Из-за своей никак не подрастающей зарплаты я заделался ужасным крохобором и в институтском буфете брал только чай, на кофе я не имел права — в этом тоже была бы нечистота! Семье все, себе минимум. Через два-три года доски в подполе сгнили так, что их можно было проткнуть пальцем, но все-таки эти два-три года мы посидели на своем батате. Так что и я чего-то стоил.
Диссертация у меня была готова через два года, и каждая из трех глав вполне тянула на отдельный диссерт — в том числе по числу элитных публикаций. Две-три такие у нас уже считались достижением, а у меня их было пятнадцать-шестнадцать. Не считая публикабельных отходов службы быта: отчасти из спортивного интереса, а отчасти чтобы позлить большевичек, я демонстрировал, что могу сделать печатную работу по любой теме, о которой услышал только вчера, поэтому у меня были публикации и по статистике, и по теории графов, и по сетевому планированию, и по невиданному градиентному методу в пространстве квадратичных форм (что за волшебные слова!). Об этом методе Анфантеррибль вместо своего обычного скрипучего «Хорошо» припечатал скрипучее «Вот здорово». Я набирал публикации еще и для того, чтобы ситуация с моей незащищенностью становилась все более и более неприличной. Подозреваю, правда, что мой кумир справедливо расценивал это как попытку оказать на него давление и показывал мне, что с ним такие фокусы не пройдут. Но все-таки однажды бросил мне на бегу с сердечным «ты» вместо пустого «вы»: «Ты почему не подаешь диссертацию?»

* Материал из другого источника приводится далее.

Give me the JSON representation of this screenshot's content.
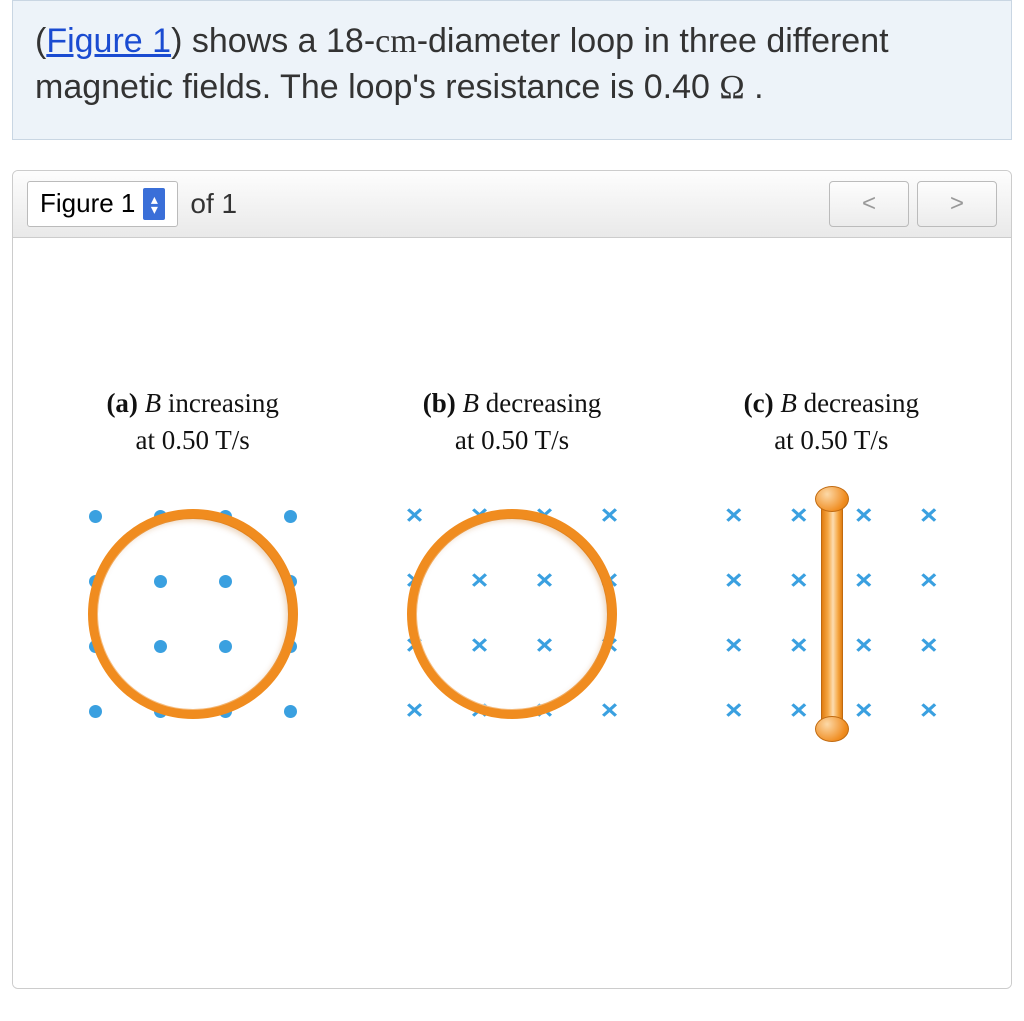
{
  "problem": {
    "figure_link": "Figure 1",
    "text_before_link": "(",
    "text_after_link": ") shows a 18-",
    "cm_unit": "cm",
    "text_after_cm": "-diameter loop in three different magnetic fields. The loop's resistance is 0.40 ",
    "omega": "Ω",
    "period": " ."
  },
  "figure_selector": {
    "current": "Figure 1",
    "of_label": "of 1"
  },
  "panels": [
    {
      "label": "(a)",
      "desc_pre": "B",
      "desc_post": " increasing",
      "sub": "at 0.50 T/s",
      "field": "out",
      "shape": "loop"
    },
    {
      "label": "(b)",
      "desc_pre": "B",
      "desc_post": " decreasing",
      "sub": "at 0.50 T/s",
      "field": "in",
      "shape": "loop"
    },
    {
      "label": "(c)",
      "desc_pre": "B",
      "desc_post": " decreasing",
      "sub": "at 0.50 T/s",
      "field": "in",
      "shape": "side"
    }
  ],
  "chart_data": {
    "type": "diagram",
    "loop_diameter_cm": 18,
    "resistance_ohm": 0.4,
    "cases": [
      {
        "id": "a",
        "B_direction": "out_of_page",
        "dBdt_T_per_s": 0.5,
        "changing": "increasing",
        "loop_orientation": "face_on"
      },
      {
        "id": "b",
        "B_direction": "into_page",
        "dBdt_T_per_s": 0.5,
        "changing": "decreasing",
        "loop_orientation": "face_on"
      },
      {
        "id": "c",
        "B_direction": "into_page",
        "dBdt_T_per_s": 0.5,
        "changing": "decreasing",
        "loop_orientation": "edge_on"
      }
    ]
  }
}
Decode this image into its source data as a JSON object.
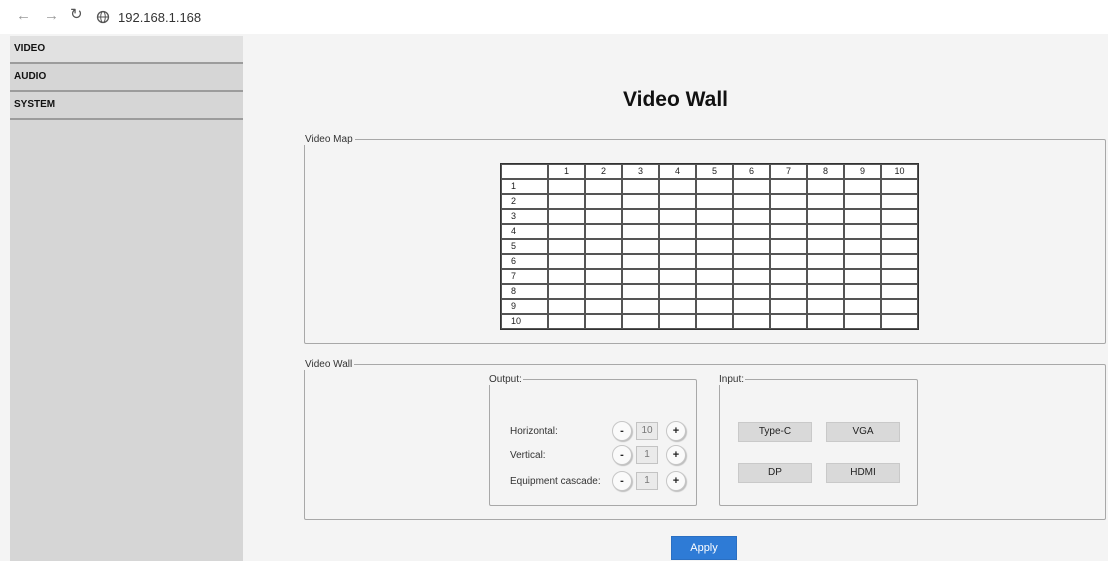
{
  "browser": {
    "url": "192.168.1.168"
  },
  "sidebar": {
    "items": [
      {
        "label": "VIDEO"
      },
      {
        "label": "AUDIO"
      },
      {
        "label": "SYSTEM"
      }
    ]
  },
  "page": {
    "title": "Video Wall"
  },
  "video_map": {
    "legend": "Video Map",
    "columns": [
      "1",
      "2",
      "3",
      "4",
      "5",
      "6",
      "7",
      "8",
      "9",
      "10"
    ],
    "rows": [
      "1",
      "2",
      "3",
      "4",
      "5",
      "6",
      "7",
      "8",
      "9",
      "10"
    ]
  },
  "video_wall": {
    "legend": "Video Wall",
    "output": {
      "legend": "Output:",
      "horizontal": {
        "label": "Horizontal:",
        "value": "10"
      },
      "vertical": {
        "label": "Vertical:",
        "value": "1"
      },
      "cascade": {
        "label": "Equipment cascade:",
        "value": "1"
      },
      "minus": "-",
      "plus": "+"
    },
    "input": {
      "legend": "Input:",
      "buttons": [
        "Type-C",
        "VGA",
        "DP",
        "HDMI"
      ]
    }
  },
  "apply_label": "Apply",
  "colors": {
    "apply": "#2e7bd6",
    "sidebar": "#d6d6d6"
  }
}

Кандидатский минимум у меня был уже сдан — «специальность», естественно, на отлично, а философия на тройбан, хотя про мой реферат (математика наука экспериментальная, то есть материалистическая) молодая доцентша сказала, что здесь остается только поаплодировать и разойтись. Однако профессор Свидерский спросил меня, что такое политика, и я ответил, что это действия какой-то группы, направленные на то, чтобы подчинить остальных их воле. «Его политический облик мне ясен!» — провозгласил Свидерский. Я уже тогда понял, что если бы философия была наукой, то все ее классики давно были бы превзойдены, как превзойдены Архимед и Ньютон, — они живут только в исторических пересказах в отличие от Гегеля и Маркса.

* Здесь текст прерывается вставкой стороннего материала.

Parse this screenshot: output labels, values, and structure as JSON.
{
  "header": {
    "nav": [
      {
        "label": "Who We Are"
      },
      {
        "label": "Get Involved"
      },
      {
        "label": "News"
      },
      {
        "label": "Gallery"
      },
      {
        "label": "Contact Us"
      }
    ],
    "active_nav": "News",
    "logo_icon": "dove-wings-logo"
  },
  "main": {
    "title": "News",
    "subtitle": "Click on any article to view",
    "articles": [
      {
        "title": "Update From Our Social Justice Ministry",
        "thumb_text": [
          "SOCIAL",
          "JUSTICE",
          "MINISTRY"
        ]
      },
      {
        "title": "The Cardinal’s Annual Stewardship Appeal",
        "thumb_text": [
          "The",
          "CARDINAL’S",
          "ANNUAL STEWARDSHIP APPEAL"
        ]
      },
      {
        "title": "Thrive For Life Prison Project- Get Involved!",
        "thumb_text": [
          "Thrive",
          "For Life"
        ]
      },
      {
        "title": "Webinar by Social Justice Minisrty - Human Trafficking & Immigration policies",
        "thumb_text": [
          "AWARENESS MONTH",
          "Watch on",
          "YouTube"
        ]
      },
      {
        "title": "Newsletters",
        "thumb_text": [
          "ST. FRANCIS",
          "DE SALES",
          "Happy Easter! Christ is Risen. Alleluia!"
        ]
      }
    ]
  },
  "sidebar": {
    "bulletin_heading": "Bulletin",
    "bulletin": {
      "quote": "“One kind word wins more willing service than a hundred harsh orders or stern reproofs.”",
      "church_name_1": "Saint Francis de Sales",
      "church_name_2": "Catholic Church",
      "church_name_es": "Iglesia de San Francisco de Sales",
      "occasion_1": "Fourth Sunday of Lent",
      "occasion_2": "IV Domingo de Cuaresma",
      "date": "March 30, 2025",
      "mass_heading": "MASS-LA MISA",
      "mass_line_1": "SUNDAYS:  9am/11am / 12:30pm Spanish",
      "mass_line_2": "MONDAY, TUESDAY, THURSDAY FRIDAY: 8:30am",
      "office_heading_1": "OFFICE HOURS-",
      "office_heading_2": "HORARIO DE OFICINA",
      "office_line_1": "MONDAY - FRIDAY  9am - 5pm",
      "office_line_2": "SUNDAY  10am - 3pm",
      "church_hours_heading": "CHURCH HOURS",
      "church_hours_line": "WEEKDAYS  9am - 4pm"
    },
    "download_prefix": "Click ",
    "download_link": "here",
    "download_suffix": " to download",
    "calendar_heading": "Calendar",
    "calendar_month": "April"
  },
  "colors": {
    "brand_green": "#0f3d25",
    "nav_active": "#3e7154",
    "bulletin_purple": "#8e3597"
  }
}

Диссертацию я написал за две недели, половину склеив из журнальных оттисков. А формулы мне вставила преданная аспирантка, желавшая отнять эту честь у Колдуньи. Теперь возвращавшейся с работы иногда даже за полночь, а уезжала она на семичасовом (мы в колхозе столько не работали, как-то подивилась бабушка Феня). Поскольку дипломную работу Колдунье набросал я, ее пытались оставить в аспирантуре, она еле отбилась и теперь пахала программистом в секретных военно-морских делах, а я при ней подвизался тайным консультантом, и ее очень огорчала необходимость скрывать, что это не она такая умная, а ее муж, хвастаться мужем для нее было важнее. «Мы все ваши успехи себе присваиваем», — радостно разъясняла мне она. На главной же службе Анфантеррибль разрешил мне сдвинуть на час начало рабочего дня, чтобы я успел (все бегом, бегом) забросить Костика в ясли — летом на плечах, зимой на санках. На санках ему нравилось больше, он сиял, разрумянившись от мороза, так что, увидев его под фонарем, какая-то тетка сказала одобрительно: «Вон толстуху повезли».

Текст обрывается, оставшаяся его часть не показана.